Beginning in 2004, I wasn’t what one would call an early adopter in web comics, but I brought “Johnny Saturn” to the web with enthusiasm. More people read the comic per week than the total number of people who bought the hard-copy comics I drew in the 90′s.
I don’t buy single-issue comics anymore. The cost grew too much, and the storage space in my home was shrinking. I love comics in a very real way, but I now prefer trade-paperbacks. That’s the future of print comics, the collected edition. Collectors love to have something nice, be it the library edition “Hellboy” books, or the oversized “Watchmen,” or the huge “Invincible” collections, to whatever really.
As far as webcomics go, I believe the future is already here.

Agreed, but slightly different reasons — I can’t stand the pacing of reading single comic issues (which is why I didn’t get into them until so late in life). I can pick up a trade and loose myself in it for a few hours, but the 5-10 minutes entertainment I get out of a single issue just doesn’t cut it. My webcomics work because I subscribe to dozens of them, so there’s something to read daily.
Anyway, keep up the good work!
Because of ‘decompression’ and writers like Brian Michael Bendis, comic pacing is much slower than it used to be. Mind you, I can really dig a good Brian Michael Bendis story, such as Powers, but it is what it is.
Well, it was much different when you got a single story in a single issue. There’s just so much crap going in any one title these days that has ramifications from some giant year long event going on in either Marvel or DC that I just don’t care anymore. It’s gotten too out of hand. I don’t mind a multi-issue arc provided I only have to keep up with the one title like some manga or Johnny Saturn. I think that’s why I like Aym Geronimo so much; It’s just singular stories featuring the same characters. Also, the artwork is much simpler, dynamic and easy to read (as opposed to the over-the-top art styles being used in the mainstream comics these days) and I like that a lot. It has style and class.

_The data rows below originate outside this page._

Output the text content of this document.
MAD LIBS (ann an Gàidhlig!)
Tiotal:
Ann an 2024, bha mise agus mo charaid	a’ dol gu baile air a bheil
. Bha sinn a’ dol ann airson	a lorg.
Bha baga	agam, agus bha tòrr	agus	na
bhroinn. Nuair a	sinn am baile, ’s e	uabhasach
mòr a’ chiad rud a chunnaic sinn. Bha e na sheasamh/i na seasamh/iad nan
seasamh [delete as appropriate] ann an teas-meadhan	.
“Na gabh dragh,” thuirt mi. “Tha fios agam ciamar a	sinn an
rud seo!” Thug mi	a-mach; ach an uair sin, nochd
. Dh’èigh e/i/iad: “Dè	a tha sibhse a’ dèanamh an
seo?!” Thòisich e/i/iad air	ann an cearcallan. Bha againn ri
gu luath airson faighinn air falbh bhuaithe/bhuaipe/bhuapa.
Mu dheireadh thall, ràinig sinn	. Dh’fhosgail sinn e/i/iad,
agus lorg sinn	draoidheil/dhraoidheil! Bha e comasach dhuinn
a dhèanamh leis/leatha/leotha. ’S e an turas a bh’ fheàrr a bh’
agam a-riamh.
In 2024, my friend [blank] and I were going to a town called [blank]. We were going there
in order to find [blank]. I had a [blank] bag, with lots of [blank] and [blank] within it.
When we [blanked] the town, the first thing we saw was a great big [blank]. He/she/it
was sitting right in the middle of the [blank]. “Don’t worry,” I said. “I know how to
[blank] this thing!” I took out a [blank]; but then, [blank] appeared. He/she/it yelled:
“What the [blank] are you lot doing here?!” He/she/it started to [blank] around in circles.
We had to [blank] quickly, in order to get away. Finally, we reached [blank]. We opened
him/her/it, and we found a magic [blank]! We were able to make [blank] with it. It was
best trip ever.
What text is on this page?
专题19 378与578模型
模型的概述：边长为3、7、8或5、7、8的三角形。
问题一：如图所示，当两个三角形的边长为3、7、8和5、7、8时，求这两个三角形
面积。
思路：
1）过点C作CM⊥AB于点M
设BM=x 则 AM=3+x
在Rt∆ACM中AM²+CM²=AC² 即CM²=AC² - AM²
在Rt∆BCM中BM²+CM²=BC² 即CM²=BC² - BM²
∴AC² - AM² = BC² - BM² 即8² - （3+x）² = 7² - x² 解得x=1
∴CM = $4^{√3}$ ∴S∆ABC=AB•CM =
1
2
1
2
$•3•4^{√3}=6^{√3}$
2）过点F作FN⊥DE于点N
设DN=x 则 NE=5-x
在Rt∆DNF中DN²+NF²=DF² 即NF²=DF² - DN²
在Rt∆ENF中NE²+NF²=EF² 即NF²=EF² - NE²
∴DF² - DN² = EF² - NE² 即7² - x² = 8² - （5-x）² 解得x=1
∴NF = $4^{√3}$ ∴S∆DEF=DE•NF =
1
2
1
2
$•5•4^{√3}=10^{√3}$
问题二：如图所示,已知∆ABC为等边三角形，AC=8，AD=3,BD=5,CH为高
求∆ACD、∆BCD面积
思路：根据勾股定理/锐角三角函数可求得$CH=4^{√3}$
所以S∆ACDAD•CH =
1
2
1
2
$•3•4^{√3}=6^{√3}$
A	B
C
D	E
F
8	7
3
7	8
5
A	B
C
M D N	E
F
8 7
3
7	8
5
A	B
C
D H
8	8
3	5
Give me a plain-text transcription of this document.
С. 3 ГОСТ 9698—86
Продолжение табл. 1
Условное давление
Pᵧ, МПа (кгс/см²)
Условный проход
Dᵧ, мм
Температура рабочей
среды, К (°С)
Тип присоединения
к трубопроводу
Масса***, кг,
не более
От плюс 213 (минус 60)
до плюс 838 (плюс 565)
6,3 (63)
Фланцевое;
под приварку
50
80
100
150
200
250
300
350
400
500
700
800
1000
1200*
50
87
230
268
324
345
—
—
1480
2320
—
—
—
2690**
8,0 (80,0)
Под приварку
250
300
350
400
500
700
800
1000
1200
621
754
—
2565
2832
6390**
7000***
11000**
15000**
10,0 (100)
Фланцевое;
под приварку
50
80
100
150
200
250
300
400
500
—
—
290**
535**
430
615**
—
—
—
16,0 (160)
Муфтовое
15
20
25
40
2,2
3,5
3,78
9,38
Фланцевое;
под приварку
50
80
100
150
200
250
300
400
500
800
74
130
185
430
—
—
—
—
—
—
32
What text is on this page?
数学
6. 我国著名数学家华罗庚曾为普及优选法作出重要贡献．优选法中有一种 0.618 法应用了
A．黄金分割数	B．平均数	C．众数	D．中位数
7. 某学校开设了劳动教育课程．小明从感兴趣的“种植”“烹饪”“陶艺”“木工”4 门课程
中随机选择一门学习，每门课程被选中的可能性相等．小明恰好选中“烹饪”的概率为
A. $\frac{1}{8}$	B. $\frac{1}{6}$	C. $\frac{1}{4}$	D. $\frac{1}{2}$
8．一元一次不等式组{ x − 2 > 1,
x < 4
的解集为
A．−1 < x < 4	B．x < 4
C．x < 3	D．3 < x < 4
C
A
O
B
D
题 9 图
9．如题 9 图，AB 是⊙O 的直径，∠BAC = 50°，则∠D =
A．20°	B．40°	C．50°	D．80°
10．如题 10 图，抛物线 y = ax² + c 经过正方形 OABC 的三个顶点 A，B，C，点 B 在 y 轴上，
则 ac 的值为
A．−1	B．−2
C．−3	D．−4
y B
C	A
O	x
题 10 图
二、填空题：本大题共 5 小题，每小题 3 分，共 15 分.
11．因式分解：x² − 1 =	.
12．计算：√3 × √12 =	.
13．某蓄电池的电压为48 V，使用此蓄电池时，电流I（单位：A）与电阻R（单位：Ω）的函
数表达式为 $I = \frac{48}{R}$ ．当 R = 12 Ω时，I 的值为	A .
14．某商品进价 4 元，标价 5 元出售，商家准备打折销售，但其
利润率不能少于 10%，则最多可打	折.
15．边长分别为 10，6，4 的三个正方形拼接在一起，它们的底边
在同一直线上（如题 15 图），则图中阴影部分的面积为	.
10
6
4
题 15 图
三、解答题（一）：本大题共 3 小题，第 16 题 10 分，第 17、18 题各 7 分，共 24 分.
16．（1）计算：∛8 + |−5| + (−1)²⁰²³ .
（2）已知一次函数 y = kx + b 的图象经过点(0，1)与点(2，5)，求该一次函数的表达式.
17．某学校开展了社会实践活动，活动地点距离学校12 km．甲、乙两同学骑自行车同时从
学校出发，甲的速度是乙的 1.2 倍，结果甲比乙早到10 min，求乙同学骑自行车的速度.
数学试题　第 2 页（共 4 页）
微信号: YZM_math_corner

Benita says I sound like an old man (“you kids get off my lawn!”) sometimes, and now it’s your turn, Joel.
I don’t mind fancy drawing and rendering if it’s good and serves the story well. Otherwise, bleh…
Back in my day we didn’t have fancy-shmancy graphics and androgenous characters in our video games!! NO!! You were just a damned pixel. ONE PIXEL. And it was a huge pixel. You were a little square and the only thing you had for weapon was an arrow that was supposed to be a sword. And it only pointed in one direction: TO THE LEFT!! You kids with your fancy monsters and dragons that looked like they stepped right out of a picture book. We had ducks!! Those were our dragons!! And that’s the way it was. AND WE LIKED IT!!